Can’t help much with the high idle off the top of my head, but I think I can help you diagnose the noise/vibration...
To check the wheel bearings, jack the car up, grab the tire at the 12 and 6 o clock positions, and shake the tire in and out/up and down. If there’s any movement that wheel bearing is bad. If you do the same thing with the 9 and 3 o clock positions, that’ll tell ya if your inner/outer tie rods are bad.
Either test can also be used to find loose balljoints/lower control arm bushings. For those you’ll need another set of eyes watching every joint/bushing as you shake. If any are loose, they need replaced. If nothing is loose, odds are you need an alignment or have a bent wheel. Could also be a bad strut but you said you already checked those.
Back to wheel bearings though, a bearing doesn’t necessarily have to be loose to make noise, and if they’re loose they may not always make noise. But any movement at all is too much. Hopefully that helps you out there.

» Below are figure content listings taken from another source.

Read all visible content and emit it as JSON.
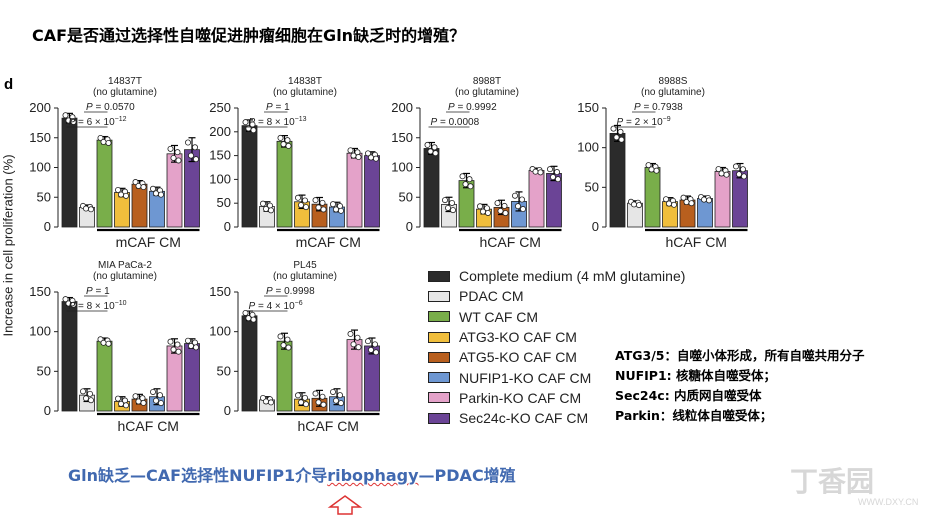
{
  "title": "CAF是否通过选择性自噬促进肿瘤细胞在Gln缺乏时的增殖？",
  "panel_letter": "d",
  "y_axis_label": "Increase in cell proliferation (%)",
  "colors": [
    "#2b2b2b",
    "#e6e6e6",
    "#79ae4a",
    "#f0be3c",
    "#b85f1e",
    "#6e97d2",
    "#e4a2c9",
    "#6b4496"
  ],
  "legend": {
    "items": [
      "Complete medium (4 mM glutamine)",
      "PDAC CM",
      "WT CAF CM",
      "ATG3-KO CAF CM",
      "ATG5-KO CAF CM",
      "NUFIP1-KO CAF CM",
      "Parkin-KO CAF CM",
      "Sec24c-KO CAF CM"
    ]
  },
  "notes": [
    "ATG3/5：自噬小体形成，所有自噬共用分子",
    "NUFIP1: 核糖体自噬受体；",
    "Sec24c: 内质网自噬受体",
    "Parkin：线粒体自噬受体；"
  ],
  "bottom_text": {
    "before": "Gln缺乏—CAF选择性NUFIP1介导",
    "highlight": "ribophagy",
    "after": "—PDAC增殖"
  },
  "watermark": {
    "main": "丁香园",
    "sub": "WWW.DXY.CN"
  },
  "chart_data": [
    {
      "type": "bar",
      "title": "14837T",
      "subtitle": "(no glutamine)",
      "xlabel": "mCAF CM",
      "ylim": [
        0,
        200
      ],
      "yticks": [
        0,
        50,
        100,
        150,
        200
      ],
      "categories": [
        "Complete medium (4 mM glutamine)",
        "PDAC CM",
        "WT CAF CM",
        "ATG3-KO CAF CM",
        "ATG5-KO CAF CM",
        "NUFIP1-KO CAF CM",
        "Parkin-KO CAF CM",
        "Sec24c-KO CAF CM"
      ],
      "values": [
        183,
        33,
        146,
        58,
        72,
        60,
        123,
        130
      ],
      "errors": [
        8,
        4,
        6,
        7,
        6,
        7,
        14,
        20
      ],
      "annotations": [
        {
          "text": "P = 0.0570",
          "from": 1,
          "to": 2
        },
        {
          "text": "P = 6 × 10",
          "exp": "−12",
          "from": 0,
          "to": 2
        }
      ]
    },
    {
      "type": "bar",
      "title": "14838T",
      "subtitle": "(no glutamine)",
      "xlabel": "mCAF CM",
      "ylim": [
        0,
        250
      ],
      "yticks": [
        0,
        50,
        100,
        150,
        200,
        250
      ],
      "categories": [
        "Complete medium (4 mM glutamine)",
        "PDAC CM",
        "WT CAF CM",
        "ATG3-KO CAF CM",
        "ATG5-KO CAF CM",
        "NUFIP1-KO CAF CM",
        "Parkin-KO CAF CM",
        "Sec24c-KO CAF CM"
      ],
      "values": [
        213,
        43,
        180,
        53,
        48,
        42,
        155,
        150
      ],
      "errors": [
        12,
        10,
        12,
        14,
        14,
        10,
        10,
        8
      ],
      "annotations": [
        {
          "text": "P = 1",
          "from": 1,
          "to": 2
        },
        {
          "text": "P = 8 × 10",
          "exp": "−13",
          "from": 0,
          "to": 2
        }
      ]
    },
    {
      "type": "bar",
      "title": "8988T",
      "subtitle": "(no glutamine)",
      "xlabel": "hCAF CM",
      "ylim": [
        0,
        200
      ],
      "yticks": [
        0,
        50,
        100,
        150,
        200
      ],
      "categories": [
        "Complete medium (4 mM glutamine)",
        "PDAC CM",
        "WT CAF CM",
        "ATG3-KO CAF CM",
        "ATG5-KO CAF CM",
        "NUFIP1-KO CAF CM",
        "Parkin-KO CAF CM",
        "Sec24c-KO CAF CM"
      ],
      "values": [
        132,
        38,
        78,
        30,
        33,
        43,
        95,
        90
      ],
      "errors": [
        10,
        12,
        12,
        8,
        12,
        16,
        4,
        12
      ],
      "annotations": [
        {
          "text": "P = 0.9992",
          "from": 1,
          "to": 2
        },
        {
          "text": "P = 0.0008",
          "from": 0,
          "to": 2
        }
      ]
    },
    {
      "type": "bar",
      "title": "8988S",
      "subtitle": "(no glutamine)",
      "xlabel": "hCAF CM",
      "ylim": [
        0,
        150
      ],
      "yticks": [
        0,
        50,
        100,
        150
      ],
      "categories": [
        "Complete medium (4 mM glutamine)",
        "PDAC CM",
        "WT CAF CM",
        "ATG3-KO CAF CM",
        "ATG5-KO CAF CM",
        "NUFIP1-KO CAF CM",
        "Parkin-KO CAF CM",
        "Sec24c-KO CAF CM"
      ],
      "values": [
        118,
        30,
        75,
        32,
        34,
        36,
        70,
        71
      ],
      "errors": [
        10,
        3,
        5,
        5,
        5,
        3,
        5,
        9
      ],
      "annotations": [
        {
          "text": "P = 0.7938",
          "from": 1,
          "to": 2
        },
        {
          "text": "P = 2 × 10",
          "exp": "−9",
          "from": 0,
          "to": 2
        }
      ]
    },
    {
      "type": "bar",
      "title": "MIA PaCa-2",
      "subtitle": "(no glutamine)",
      "xlabel": "hCAF CM",
      "ylim": [
        0,
        150
      ],
      "yticks": [
        0,
        50,
        100,
        150
      ],
      "categories": [
        "Complete medium (4 mM glutamine)",
        "PDAC CM",
        "WT CAF CM",
        "ATG3-KO CAF CM",
        "ATG5-KO CAF CM",
        "NUFIP1-KO CAF CM",
        "Parkin-KO CAF CM",
        "Sec24c-KO CAF CM"
      ],
      "values": [
        138,
        20,
        88,
        12,
        15,
        18,
        82,
        85
      ],
      "errors": [
        5,
        8,
        4,
        6,
        6,
        10,
        9,
        6
      ],
      "annotations": [
        {
          "text": "P = 1",
          "from": 1,
          "to": 2
        },
        {
          "text": "P = 8 × 10",
          "exp": "−10",
          "from": 0,
          "to": 2
        }
      ]
    },
    {
      "type": "bar",
      "title": "PL45",
      "subtitle": "(no glutamine)",
      "xlabel": "hCAF CM",
      "ylim": [
        0,
        150
      ],
      "yticks": [
        0,
        50,
        100,
        150
      ],
      "categories": [
        "Complete medium (4 mM glutamine)",
        "PDAC CM",
        "WT CAF CM",
        "ATG3-KO CAF CM",
        "ATG5-KO CAF CM",
        "NUFIP1-KO CAF CM",
        "Parkin-KO CAF CM",
        "Sec24c-KO CAF CM"
      ],
      "values": [
        120,
        14,
        88,
        15,
        16,
        18,
        90,
        82
      ],
      "errors": [
        6,
        4,
        10,
        8,
        10,
        10,
        12,
        10
      ],
      "annotations": [
        {
          "text": "P = 0.9998",
          "from": 1,
          "to": 2
        },
        {
          "text": "P = 4 × 10",
          "exp": "−6",
          "from": 0,
          "to": 2
        }
      ]
    }
  ]
}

Another bearing to check is the passenger side CV axle bearing where the half shaft bolts to the engine block. There’s no good way to test it on the car in a home garage, usually we put the car up on the lift at work with someone in it, and someone underneath. Get the wheels spinning about 35-40 mph and listen to the bearing with a mechanic stethoscope. You’ll be able to clearly hear a roaring noise through the ‘scope. The best way to test it safely without a lift is to pull that axle, and feel the bearing by hand. Spin it a little bit and if it feels gritty/loose that would be a cause of your noise.